QUAL È LA CANZONE PIÙ TRISTE DEL VOSTRO EP, ONE MORE, E PERCHÉ?
Certamente The Road is You, che racconta di una persona che dopo un difficile momento della sua vita decide di rialzarsi, purificarsi e ripartire, costruendo la propria strada. Scrivendo il brano ci siamo ispirati alle viste dei paesaggi nordici, cercando di trasmettere la solitudine di quei luoghi remoti.

E QUAL È INVECE LA CANZONE PIÙ FELICE DEL DISCO?

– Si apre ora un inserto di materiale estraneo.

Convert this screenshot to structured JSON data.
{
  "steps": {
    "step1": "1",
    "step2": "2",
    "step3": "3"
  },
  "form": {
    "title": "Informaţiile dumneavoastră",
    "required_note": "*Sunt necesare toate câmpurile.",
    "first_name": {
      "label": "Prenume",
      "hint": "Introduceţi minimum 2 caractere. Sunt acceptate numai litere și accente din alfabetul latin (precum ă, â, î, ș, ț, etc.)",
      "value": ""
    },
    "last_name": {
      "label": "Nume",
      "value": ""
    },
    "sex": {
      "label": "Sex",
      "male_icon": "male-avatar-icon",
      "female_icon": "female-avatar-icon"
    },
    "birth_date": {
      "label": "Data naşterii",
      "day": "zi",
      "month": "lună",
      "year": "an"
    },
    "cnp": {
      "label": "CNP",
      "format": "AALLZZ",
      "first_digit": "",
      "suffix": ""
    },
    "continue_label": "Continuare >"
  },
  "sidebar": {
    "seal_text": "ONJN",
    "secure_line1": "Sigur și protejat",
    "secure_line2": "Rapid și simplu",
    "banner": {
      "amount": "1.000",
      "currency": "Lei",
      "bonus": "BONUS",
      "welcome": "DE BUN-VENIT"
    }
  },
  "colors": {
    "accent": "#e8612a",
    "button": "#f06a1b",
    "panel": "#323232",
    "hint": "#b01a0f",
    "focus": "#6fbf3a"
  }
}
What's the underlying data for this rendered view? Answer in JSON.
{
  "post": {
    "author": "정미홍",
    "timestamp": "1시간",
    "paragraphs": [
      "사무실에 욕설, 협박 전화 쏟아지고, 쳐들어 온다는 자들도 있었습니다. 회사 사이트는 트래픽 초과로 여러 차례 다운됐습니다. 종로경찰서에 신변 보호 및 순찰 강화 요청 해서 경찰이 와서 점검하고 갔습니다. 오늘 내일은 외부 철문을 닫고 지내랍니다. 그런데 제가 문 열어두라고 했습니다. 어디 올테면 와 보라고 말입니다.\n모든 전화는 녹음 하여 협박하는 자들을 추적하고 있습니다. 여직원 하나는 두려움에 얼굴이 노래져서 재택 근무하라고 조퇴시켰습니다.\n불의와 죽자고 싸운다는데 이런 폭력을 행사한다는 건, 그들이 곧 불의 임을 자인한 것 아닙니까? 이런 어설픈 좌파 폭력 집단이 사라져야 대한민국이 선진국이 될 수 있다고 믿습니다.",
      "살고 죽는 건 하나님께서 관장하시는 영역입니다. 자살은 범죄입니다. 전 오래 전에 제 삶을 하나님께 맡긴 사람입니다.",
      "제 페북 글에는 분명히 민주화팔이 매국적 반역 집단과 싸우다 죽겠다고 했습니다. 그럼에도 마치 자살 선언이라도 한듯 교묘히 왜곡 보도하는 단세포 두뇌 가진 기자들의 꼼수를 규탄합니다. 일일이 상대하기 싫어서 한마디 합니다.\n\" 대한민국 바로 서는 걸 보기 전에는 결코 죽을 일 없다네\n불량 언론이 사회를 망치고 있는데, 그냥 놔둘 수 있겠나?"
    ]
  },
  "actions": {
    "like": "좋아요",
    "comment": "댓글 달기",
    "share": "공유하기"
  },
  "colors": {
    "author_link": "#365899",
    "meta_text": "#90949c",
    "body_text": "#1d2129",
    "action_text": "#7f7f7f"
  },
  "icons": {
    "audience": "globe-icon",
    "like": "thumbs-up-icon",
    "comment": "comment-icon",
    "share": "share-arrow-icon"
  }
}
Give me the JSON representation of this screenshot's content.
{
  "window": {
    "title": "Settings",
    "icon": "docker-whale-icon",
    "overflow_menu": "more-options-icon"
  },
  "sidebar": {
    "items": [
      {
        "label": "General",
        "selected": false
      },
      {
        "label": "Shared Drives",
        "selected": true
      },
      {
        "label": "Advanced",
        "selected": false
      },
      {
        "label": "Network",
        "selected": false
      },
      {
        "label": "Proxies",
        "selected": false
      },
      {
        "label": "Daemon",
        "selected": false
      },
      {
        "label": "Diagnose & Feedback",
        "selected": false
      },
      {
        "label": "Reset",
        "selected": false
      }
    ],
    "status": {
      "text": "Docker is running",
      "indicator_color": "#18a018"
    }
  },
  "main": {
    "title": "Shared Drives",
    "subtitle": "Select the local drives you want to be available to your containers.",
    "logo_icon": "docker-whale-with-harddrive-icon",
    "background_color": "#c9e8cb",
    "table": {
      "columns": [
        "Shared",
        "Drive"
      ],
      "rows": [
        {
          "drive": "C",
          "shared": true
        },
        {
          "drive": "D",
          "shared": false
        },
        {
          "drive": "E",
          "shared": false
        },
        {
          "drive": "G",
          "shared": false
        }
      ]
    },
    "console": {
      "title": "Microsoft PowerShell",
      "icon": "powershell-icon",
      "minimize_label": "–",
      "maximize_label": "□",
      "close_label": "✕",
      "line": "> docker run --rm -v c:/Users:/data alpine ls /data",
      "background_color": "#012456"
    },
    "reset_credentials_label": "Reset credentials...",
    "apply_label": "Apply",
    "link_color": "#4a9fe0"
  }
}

Se dovessimo sceglierne una credo la scelta ricadrebbe su You Fools! non tanto per il significato del brano, quanto per l’energia trasmessa dal pezzo.

IN CHE MODO LA VOSTRA MUSICA POTREBBE RENDERE FELICE CHI L’ASCOLTA?

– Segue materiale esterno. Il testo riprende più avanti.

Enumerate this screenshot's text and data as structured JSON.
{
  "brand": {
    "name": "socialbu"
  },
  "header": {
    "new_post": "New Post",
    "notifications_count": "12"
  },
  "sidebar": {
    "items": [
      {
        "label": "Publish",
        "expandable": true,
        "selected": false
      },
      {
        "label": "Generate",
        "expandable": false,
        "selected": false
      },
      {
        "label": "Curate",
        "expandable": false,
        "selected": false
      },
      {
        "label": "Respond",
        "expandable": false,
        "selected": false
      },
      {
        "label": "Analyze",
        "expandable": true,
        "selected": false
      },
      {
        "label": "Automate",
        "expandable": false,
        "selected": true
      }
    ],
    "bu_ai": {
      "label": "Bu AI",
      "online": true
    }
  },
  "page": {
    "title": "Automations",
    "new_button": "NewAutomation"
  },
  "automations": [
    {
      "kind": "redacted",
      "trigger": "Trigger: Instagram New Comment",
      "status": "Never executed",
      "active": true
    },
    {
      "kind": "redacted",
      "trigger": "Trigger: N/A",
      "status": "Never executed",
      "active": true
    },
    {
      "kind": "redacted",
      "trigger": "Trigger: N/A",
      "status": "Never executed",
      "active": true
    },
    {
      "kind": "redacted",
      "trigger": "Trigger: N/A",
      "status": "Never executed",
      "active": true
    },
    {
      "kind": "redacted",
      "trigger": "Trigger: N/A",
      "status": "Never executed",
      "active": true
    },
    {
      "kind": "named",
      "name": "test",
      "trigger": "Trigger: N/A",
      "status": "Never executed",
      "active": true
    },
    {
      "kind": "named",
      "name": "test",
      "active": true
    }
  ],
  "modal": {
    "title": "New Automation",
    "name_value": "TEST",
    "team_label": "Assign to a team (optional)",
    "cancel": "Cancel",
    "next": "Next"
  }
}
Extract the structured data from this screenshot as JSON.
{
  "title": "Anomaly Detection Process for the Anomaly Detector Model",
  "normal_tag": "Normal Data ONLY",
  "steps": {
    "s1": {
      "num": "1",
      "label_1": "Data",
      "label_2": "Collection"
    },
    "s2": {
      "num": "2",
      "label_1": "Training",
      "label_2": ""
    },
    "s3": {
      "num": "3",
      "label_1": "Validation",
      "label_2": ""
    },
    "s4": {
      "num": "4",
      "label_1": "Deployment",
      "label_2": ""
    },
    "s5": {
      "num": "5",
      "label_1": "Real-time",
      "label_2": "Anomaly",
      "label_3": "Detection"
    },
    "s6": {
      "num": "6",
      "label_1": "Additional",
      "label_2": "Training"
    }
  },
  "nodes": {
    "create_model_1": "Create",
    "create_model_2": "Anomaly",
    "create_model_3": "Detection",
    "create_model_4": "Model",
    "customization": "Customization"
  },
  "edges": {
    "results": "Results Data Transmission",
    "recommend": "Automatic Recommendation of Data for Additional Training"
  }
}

Nel modo più semplice: isolandosi egoisticamente e pensando al benessere del nostro corpo e della nostra anima. Spesso si crede che la solitudine sua una cosa negativa, ma anzi è il modo migliore per connetterci con noi stessi e ricercare la felicità.

QUALI SONO LE VOSTRE TRE CANZONI TRISTI PREFERITE DI SEMPRE?
Graffiti degli Stadio, Let it Be (nella versione del film Across The Universe) e Lifeline di Ben Harper.